Answer
$1.63$ $grams$ $PH_3$$BCl_3$
Work Step by Step
From 15.56a we found the concentration of $PH_3$ and $BCl_3$ to be $0.0432$ $M$.
The mole ratio for the stoichiometry of the whole equilibrium reaction is one to one.

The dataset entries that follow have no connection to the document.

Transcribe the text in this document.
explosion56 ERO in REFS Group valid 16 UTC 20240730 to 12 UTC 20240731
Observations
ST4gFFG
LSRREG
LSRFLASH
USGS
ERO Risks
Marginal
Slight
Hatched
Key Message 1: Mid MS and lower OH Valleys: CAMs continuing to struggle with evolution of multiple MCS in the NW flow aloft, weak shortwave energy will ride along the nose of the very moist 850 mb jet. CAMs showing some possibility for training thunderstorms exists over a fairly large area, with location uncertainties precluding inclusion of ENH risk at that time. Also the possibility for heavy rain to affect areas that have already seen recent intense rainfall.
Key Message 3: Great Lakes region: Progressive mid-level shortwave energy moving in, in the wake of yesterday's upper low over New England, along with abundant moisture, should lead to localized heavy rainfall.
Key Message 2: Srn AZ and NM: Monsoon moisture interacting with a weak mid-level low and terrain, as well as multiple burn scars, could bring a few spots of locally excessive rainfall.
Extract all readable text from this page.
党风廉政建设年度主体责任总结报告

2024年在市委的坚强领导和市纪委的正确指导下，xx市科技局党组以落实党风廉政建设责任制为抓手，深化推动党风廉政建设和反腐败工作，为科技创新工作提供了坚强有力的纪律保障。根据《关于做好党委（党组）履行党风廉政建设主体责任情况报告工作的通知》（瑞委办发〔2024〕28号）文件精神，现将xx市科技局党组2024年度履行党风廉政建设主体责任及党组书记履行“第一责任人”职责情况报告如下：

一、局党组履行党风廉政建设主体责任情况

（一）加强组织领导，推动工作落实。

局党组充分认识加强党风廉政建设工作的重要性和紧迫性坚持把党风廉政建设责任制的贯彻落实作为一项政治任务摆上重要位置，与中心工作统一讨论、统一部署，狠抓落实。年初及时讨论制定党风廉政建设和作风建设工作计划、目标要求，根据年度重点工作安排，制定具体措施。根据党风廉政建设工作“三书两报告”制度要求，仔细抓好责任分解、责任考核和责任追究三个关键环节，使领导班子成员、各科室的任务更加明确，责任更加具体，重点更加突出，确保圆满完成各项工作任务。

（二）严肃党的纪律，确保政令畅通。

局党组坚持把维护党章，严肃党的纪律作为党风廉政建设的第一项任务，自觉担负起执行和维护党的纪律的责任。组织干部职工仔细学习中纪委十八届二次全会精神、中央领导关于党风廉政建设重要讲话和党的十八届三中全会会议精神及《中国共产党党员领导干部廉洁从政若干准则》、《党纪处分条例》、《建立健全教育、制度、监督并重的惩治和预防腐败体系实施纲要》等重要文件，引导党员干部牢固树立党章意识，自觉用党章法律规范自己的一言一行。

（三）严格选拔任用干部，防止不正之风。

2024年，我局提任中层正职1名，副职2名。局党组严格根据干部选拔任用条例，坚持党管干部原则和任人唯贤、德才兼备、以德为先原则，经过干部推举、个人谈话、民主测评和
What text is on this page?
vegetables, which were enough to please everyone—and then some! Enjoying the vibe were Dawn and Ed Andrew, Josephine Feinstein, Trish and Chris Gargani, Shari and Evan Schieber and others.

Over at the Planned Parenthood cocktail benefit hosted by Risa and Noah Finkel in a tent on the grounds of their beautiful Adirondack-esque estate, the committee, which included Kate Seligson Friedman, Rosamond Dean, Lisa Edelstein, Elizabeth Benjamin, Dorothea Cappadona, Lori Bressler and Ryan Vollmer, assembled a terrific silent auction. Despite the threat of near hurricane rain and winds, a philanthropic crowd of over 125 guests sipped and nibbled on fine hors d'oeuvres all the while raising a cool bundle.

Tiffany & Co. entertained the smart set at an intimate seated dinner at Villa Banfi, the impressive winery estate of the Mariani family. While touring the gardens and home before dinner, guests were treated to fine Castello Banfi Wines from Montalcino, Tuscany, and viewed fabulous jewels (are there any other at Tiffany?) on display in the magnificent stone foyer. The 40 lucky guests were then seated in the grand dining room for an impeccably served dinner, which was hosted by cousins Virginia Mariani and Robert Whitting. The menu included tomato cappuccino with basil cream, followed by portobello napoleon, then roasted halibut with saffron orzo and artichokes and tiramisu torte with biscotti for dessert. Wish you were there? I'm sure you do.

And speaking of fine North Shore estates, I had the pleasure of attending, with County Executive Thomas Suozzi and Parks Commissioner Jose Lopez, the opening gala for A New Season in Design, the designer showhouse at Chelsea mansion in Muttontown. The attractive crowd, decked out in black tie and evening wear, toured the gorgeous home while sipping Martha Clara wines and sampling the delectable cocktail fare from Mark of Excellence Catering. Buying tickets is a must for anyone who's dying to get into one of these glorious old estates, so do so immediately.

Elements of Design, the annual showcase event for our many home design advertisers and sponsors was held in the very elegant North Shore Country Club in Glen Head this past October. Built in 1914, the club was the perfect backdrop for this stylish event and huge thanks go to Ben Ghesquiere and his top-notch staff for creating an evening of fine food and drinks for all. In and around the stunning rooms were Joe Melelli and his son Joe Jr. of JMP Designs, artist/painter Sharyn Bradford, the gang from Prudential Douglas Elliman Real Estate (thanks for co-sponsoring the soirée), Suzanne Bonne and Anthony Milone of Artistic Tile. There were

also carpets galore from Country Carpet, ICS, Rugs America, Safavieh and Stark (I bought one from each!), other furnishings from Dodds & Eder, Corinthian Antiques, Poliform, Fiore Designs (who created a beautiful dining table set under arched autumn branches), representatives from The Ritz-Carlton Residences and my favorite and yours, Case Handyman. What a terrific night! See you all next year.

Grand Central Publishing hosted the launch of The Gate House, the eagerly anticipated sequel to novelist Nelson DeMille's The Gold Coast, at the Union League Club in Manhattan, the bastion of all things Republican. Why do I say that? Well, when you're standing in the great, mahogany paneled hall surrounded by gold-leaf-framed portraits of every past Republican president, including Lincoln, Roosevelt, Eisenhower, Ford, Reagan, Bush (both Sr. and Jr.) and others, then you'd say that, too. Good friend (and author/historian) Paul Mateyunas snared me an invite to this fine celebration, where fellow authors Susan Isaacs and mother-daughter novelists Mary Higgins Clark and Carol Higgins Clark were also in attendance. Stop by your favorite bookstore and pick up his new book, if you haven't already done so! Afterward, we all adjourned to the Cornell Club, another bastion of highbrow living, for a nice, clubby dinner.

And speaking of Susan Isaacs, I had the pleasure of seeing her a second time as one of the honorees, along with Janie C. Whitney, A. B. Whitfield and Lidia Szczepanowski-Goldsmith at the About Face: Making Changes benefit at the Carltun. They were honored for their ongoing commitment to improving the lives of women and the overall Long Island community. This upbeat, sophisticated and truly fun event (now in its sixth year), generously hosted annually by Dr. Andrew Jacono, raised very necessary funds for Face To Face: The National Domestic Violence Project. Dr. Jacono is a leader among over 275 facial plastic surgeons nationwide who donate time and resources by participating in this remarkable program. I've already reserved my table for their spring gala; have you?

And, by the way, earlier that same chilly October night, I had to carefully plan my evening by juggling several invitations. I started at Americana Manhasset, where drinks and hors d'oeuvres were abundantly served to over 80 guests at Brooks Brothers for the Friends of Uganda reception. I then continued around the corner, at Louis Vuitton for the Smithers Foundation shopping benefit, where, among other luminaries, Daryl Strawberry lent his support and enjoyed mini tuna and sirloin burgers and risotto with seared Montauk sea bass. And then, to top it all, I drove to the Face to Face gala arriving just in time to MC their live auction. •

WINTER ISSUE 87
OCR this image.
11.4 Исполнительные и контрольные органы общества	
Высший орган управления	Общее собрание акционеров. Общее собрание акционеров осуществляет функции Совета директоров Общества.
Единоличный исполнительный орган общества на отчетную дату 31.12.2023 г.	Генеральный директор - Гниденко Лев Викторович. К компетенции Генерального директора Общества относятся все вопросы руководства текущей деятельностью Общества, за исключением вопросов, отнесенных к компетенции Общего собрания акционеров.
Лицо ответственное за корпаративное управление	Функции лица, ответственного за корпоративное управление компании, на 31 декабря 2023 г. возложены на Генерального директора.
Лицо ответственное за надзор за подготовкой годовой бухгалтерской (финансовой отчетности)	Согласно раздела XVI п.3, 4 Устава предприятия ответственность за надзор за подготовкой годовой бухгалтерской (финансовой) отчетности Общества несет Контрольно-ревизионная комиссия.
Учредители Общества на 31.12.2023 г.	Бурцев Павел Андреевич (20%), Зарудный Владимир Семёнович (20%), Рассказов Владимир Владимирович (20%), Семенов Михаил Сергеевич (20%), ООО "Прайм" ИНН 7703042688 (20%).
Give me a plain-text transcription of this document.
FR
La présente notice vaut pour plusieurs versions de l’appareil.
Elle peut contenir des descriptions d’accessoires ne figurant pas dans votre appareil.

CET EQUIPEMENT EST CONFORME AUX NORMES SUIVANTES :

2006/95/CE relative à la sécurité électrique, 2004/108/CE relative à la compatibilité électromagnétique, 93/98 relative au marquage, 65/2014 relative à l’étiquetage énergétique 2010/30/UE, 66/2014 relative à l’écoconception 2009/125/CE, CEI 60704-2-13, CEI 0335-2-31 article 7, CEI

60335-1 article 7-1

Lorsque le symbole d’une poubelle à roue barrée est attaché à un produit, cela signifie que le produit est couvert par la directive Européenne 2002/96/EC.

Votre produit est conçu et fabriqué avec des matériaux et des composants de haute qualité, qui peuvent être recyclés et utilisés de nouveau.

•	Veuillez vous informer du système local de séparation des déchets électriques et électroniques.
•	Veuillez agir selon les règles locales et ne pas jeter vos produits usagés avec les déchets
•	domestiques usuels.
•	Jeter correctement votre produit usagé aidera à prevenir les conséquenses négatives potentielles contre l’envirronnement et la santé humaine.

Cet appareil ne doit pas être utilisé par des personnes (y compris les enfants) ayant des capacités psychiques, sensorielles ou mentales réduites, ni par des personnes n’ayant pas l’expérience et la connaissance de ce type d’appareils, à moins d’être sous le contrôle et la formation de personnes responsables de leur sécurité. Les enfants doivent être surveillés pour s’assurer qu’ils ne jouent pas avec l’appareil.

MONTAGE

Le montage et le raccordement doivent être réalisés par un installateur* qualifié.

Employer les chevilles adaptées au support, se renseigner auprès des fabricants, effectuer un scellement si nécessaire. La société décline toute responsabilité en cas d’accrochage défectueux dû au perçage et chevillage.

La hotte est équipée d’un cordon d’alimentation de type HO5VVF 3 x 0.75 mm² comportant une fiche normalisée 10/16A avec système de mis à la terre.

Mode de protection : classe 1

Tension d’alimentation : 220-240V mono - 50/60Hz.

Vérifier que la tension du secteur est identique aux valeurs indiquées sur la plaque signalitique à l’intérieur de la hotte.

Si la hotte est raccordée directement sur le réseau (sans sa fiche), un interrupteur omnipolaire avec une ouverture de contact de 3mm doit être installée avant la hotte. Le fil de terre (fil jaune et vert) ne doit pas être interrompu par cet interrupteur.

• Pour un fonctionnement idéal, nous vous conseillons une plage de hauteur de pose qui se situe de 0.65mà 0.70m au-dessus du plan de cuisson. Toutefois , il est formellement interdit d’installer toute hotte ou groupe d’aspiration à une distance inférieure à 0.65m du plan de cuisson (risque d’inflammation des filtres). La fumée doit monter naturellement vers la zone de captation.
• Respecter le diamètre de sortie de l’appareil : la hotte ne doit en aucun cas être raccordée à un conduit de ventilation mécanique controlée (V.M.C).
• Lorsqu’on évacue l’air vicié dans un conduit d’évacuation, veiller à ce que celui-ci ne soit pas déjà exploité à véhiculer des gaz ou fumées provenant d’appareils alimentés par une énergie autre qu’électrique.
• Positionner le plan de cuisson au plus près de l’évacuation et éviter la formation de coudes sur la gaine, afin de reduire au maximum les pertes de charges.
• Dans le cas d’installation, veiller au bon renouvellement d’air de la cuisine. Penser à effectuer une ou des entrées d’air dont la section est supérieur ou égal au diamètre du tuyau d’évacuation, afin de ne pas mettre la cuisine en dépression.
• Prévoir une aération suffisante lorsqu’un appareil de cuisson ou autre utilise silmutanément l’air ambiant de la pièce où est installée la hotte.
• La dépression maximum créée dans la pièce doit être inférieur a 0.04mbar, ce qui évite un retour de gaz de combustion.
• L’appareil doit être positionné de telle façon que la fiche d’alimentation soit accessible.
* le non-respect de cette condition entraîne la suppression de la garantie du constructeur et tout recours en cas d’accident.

Therefore, the concentration of $PH_3$$BCl_3$ must be equal to $0.0432$ $M$.
The question asks what mass of $PH_3$$BCl_3$ will be required when contained in a $0.250$ $liter$ flask, to achieve the concentration (equilibrium) of $0.0432$ $M$.
Step 1:
$\frac{X mol PH_3BCl_3 }{0.250L }$ = $0.0432$ $\frac{mol}{L}$
Solve for $X$.
Step 2:
$Xmol$ $PH_3$$BCl_3$ = $0.0108$ $moles$ $PH_3$$BCl_3$
Step 3:
$0.0108$ $moles$ $PH_3$$BCl_3$ $\times \frac{151.33 grams PH_3BCl_3}{1 mol PH_3BCl_3}$ = $1.63$ $grams$ $PH_3$$BCl_3$
The answer comes to three significant digits.